The anabolic nature of insulin on muscle protein has been recognized since the initial clinical use of insulin therapy in type 1 diabetes about sixty years ago, but the exact mechanism whereby insulin effects muscle protein metabolism in human subjects remains unclear. In particular, the effect of insulin on muscle protein synthesis has been debated. In vitro studies document a stimulatory effect of insulin on muscle protein synthesis, but in vivo results are conflicting. Everything from decreased muscle protein synthesis to increased muscle protein synthesis in response to insulin has been reported. A recent publication suggests that the response of muscle protein synthesis to insulin is dose dependent, and that only supraphysiological dose of insulin stimulate muscle protein synthesis. On the other hand, some studies show a stimulatory effect of insulin in low doses. It is possible to form a more coherent picture of the effect of insulin if the results from various experiments are expressed in the context of the availability of amino acids. In general, insulin stimulated muscle protein synthesis in studies in which intramuscular amino acid availability was maintained or increased regardless of the dose of insulin. In contrast, insulin was ineffective in stimulating muscle protein synthesis when amino acid availability was allowed to drop, irrespective of the dose of insulin. Thus, whereas insulin has a potential stimulatory effect on human muscle protein synthesis, an adequate availability of amino acids is required for that potential to be expressed in an actual increase in the synthetic rate.

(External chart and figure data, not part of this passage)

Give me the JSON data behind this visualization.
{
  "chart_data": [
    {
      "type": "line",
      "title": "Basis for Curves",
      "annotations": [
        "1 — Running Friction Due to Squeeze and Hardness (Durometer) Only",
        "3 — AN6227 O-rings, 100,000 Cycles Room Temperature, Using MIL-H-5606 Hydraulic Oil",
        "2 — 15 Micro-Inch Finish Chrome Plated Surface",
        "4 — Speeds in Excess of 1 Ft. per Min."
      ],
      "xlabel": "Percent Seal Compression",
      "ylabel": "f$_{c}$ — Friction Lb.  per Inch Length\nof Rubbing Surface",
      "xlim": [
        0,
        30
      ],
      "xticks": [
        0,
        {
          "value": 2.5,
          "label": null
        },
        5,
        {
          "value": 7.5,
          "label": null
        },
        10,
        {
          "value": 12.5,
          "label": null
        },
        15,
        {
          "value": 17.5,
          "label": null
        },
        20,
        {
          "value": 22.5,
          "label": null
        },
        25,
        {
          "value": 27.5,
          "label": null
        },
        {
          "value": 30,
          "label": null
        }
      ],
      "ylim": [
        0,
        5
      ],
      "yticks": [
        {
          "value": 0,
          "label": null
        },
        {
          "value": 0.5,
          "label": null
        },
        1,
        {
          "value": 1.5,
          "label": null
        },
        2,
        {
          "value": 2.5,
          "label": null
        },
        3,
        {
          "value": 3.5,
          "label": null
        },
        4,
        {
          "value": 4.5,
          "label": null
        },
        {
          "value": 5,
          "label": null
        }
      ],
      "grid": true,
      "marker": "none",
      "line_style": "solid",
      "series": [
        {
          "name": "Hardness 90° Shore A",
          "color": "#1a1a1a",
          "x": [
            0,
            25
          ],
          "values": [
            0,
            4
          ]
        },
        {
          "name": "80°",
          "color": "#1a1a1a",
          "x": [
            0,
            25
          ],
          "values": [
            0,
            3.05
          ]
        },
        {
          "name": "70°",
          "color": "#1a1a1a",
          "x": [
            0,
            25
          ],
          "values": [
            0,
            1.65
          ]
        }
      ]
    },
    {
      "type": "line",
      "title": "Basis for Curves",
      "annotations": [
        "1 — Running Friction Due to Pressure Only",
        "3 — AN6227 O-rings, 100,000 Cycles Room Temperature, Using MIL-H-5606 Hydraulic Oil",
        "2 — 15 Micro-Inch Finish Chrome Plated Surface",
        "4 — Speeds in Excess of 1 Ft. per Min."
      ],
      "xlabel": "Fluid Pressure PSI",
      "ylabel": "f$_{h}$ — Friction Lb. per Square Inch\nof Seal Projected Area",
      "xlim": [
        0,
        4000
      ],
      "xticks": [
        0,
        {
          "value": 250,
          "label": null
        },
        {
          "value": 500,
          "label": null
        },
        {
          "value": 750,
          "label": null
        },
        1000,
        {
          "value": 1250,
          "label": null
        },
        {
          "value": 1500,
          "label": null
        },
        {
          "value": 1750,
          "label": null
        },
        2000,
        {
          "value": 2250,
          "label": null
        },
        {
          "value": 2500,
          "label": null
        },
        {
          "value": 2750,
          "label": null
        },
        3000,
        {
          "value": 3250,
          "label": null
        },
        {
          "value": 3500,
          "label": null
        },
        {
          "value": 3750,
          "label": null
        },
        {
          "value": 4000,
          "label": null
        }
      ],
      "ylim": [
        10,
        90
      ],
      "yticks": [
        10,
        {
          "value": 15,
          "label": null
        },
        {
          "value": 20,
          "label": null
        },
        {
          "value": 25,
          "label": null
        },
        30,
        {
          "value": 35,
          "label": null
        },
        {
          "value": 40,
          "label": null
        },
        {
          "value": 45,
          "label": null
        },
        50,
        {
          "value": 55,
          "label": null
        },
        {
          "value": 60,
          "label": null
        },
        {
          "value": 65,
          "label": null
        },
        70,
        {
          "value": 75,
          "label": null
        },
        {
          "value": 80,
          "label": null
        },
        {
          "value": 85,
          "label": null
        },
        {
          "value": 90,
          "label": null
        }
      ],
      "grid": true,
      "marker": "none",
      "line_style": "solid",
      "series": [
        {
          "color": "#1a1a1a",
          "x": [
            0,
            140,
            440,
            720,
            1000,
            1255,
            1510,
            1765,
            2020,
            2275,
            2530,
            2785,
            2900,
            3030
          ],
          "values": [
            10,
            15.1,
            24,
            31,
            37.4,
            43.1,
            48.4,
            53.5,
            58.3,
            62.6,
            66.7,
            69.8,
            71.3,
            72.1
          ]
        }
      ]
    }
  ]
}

PMID: 10642086 [PubMed - indexed for MEDLINE]

This next one doesn't have much to do with insulin, but it's interesting none the less:

Connective tissue growth factor (CTGF) is expressed in atherosclerotic plaques. It is generally recognized that CTGF contributes to atherosclerosis by stimulating vascular smooth muscle cell (VSMC) proliferation and extracellular matrix production during the development of atherosclerosis. Recent studies indicate that CTGF may also contribute to plaque destabilization as it induces apoptosis and stimulates MMP-2 expression in VSMCs. Thiazolidinediones (TZDs), a new class of insulin sensitizing drugs for type 2 diabetes, inhibit atherosclerosis. However, their effect on CTGF expression in atherosclerotic plaques remains unknown. In this study, male LDL receptor-deficient mice were fed high-fat diet for 4 months to induce the formation of atherosclerotic plaques and then given the high-fat diet with or without pioglitazone for the next 3 months. At the end of the 7-month study, CTGF expression in aortic atherosclerotic lesions was examined. Results showed that CTGF expression was increased in mice fed the high-fat diet by seven-fold as compared to that in mice fed normal chow, but the treatment with pioglitazone significantly inhibited the high-fat diet-induced CTGF expression. To verify these in vivo observations, in vitro studies using human aortic SMC were conducted. Quantitative real-time PCR and Western blot showed that pioglitazone inhibited TGF-β-stimulated CTGF expression. In conclusion, the present study has demonstrated that pioglitazone inhibits CTGF expression in mouse advanced atherosclerotic plaques and in cultured human SMCs, and hence unveiled a possible mechanism potentially involved in the inhibition of atherosclerosis by TZD.